ZetA is a novel deep learning optimization algorithm that integrates dynamic scaling based on the Riemann zeta function into Adam. It improves generalization performance and robustness through a hybrid update mechanism that incorporates adaptive decay, cosine-similarity-based momentum boosting, entropy-regularized loss, and Sharpness-Aware Minimization (SAM)-style perturbations. It demonstrates improved test accuracy compared to Adam on the SVHN, CIFAR10, CIFAR100, STL10, and noisy CIFAR10 datasets, trained for 5 epochs using a lightweight fully-connected network with mixed-precision settings. It demonstrates a computationally efficient and robust alternative to Adam, especially for noisy or high-dimensional classification tasks.

Takeaways, Limitations

Takeaways:
A novel approach to optimization is presented by applying dynamic scaling based on the Riemann zeta function.
Experimentally demonstrated improved generalization performance and robustness over Adam on various datasets.
It has been proven to be computationally efficient and effective on noisy datasets.

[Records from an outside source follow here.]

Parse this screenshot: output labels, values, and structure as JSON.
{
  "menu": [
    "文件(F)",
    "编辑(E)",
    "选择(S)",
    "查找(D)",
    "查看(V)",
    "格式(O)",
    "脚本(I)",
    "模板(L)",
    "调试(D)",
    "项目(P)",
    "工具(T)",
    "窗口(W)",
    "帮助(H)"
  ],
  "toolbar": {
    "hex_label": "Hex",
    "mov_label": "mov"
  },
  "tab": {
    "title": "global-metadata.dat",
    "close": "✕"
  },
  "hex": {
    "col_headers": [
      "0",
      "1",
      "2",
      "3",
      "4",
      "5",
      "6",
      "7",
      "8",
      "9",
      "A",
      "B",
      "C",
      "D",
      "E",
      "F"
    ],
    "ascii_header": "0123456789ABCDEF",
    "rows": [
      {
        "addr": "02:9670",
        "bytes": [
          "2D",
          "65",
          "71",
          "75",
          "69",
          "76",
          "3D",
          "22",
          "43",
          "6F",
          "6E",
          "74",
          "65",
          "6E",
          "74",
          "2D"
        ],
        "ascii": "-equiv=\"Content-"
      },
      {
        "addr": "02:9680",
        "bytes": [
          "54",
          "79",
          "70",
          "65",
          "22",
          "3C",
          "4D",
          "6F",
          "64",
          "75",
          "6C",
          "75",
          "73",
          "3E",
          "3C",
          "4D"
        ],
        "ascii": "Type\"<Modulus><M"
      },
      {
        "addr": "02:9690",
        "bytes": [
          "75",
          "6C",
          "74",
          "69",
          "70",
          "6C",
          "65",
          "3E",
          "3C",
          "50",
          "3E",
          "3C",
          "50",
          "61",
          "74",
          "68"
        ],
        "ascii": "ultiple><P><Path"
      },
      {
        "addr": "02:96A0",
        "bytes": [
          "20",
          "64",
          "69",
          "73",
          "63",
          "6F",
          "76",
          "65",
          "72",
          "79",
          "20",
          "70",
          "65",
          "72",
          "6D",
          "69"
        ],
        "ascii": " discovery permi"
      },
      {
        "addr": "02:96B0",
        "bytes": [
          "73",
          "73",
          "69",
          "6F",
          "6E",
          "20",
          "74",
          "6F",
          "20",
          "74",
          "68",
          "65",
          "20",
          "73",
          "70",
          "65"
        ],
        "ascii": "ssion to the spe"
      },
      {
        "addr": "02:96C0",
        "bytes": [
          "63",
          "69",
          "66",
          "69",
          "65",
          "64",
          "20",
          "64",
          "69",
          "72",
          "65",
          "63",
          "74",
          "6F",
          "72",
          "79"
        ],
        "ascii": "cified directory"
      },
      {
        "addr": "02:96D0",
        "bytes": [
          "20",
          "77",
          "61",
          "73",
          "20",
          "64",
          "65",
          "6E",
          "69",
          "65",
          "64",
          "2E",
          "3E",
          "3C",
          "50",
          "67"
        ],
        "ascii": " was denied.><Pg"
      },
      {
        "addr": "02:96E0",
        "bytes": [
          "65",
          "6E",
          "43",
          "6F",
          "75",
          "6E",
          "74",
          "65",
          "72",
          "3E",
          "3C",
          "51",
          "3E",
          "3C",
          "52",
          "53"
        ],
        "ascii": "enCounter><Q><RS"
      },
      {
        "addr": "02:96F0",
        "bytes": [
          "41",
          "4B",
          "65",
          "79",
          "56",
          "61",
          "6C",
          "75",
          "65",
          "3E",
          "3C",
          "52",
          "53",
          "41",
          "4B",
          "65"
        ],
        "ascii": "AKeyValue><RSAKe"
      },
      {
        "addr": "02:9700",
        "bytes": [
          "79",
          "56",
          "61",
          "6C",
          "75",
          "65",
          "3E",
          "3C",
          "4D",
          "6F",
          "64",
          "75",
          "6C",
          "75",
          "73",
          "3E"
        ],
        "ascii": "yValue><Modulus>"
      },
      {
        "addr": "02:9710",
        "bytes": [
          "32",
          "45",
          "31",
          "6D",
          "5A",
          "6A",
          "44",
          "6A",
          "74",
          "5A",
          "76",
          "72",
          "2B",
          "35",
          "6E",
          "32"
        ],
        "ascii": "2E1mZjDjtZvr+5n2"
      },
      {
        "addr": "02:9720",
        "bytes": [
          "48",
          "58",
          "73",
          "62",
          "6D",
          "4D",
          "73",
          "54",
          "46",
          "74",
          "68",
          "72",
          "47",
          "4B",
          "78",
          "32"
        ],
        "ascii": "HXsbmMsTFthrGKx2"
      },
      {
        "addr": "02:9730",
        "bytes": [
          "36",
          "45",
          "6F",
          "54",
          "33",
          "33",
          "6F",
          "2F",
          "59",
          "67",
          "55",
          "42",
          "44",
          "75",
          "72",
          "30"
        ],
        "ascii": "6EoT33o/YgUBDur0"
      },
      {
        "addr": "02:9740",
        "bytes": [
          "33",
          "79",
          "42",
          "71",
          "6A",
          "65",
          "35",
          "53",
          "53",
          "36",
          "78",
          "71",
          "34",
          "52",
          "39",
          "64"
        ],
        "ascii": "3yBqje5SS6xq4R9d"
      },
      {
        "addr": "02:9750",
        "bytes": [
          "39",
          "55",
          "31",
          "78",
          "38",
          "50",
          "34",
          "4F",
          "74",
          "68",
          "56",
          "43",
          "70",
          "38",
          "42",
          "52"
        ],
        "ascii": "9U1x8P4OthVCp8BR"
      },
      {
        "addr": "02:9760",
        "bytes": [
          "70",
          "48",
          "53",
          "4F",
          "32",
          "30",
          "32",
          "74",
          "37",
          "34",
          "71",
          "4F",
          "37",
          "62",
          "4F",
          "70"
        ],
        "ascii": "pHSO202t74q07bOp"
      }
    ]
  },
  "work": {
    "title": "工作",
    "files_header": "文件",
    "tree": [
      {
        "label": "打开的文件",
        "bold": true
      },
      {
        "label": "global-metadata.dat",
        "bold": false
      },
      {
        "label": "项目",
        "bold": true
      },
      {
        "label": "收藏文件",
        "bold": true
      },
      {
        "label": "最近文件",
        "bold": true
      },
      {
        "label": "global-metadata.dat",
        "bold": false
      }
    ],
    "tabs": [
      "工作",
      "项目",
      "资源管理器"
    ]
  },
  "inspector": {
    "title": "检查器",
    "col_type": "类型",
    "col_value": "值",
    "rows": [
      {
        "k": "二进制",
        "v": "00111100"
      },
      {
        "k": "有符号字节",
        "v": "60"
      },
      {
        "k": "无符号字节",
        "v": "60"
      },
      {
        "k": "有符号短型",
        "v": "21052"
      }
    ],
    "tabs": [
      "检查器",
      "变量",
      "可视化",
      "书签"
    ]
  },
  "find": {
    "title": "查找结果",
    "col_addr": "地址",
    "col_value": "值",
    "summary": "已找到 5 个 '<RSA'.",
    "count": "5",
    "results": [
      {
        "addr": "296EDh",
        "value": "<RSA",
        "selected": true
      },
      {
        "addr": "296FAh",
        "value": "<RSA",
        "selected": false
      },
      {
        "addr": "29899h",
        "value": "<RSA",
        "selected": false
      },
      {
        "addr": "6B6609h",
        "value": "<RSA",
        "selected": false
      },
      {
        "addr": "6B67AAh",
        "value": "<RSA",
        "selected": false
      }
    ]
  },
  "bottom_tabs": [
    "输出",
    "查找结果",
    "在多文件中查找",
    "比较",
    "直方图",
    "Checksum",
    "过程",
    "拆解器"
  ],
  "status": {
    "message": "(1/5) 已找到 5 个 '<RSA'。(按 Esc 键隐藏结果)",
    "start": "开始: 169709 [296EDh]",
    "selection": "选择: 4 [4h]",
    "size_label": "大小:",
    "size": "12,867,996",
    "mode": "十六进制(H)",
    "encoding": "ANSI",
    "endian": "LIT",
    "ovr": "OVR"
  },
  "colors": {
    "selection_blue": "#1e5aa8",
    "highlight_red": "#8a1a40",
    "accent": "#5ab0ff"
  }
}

Combines the advantages of various optimization techniques through a hybrid update mechanism.
Limitations:
Limited 5 epoch training, lack of long-term performance evaluation.
Only experimental results for lightweight fully connected networks are presented; generalizability to other network structures needs to be verified.
Lack of analysis of various hyperparameter settings.
A more comprehensive comparative analysis with other optimization algorithms is needed.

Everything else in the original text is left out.